Say What You’ve Done, Not What You Will Do: The IEDM Call for Papers states specifically that
promises of upcoming results will be ignored, yet many prospective authors either miss or ignore this
point. The fact is, paper submissions are rejected automatically if they say that a series of supporting
experiments or simulations will be completed by the time of the conference. Therefore, your job is to
describe work which has been accomplished already. It is perfectly appropriate to update data in
December that were in a paper submission, but not having base data at the time of submission means the
paper has no chance.
The First Paragraph is Critical: The first paragraph of your submission really should be a mini-abstract
of the paper, such that if the reviewer reads nothing else, it will be clear what the paper is about and why it
is important. Authors should put some actual numerical results in the first paragraph, and tell why they are
significant.
Put Your Work into a Context: The field has grown and become quite specialized, and it would be a
mistake to assume all of the people reviewing and rating your paper are as familiar with the importance
and relevance of your topic as you are.

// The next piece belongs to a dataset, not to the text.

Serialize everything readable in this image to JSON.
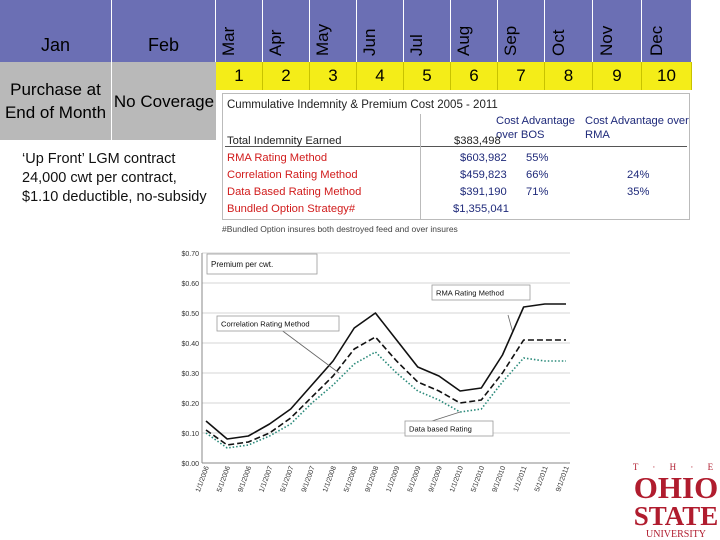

Therefore, put your work into a context. Interpret it and tell why it
is important. The figure captions also should be descriptive and interpretive, to the extent possible. For
example, try not to say only what a given plot describes, but why it is important in the first place to have
these data points.
Go Beyond Incremental: The chances of a paper being accepted are much greater if the subject matter
goes beyond incremental device or process improvements.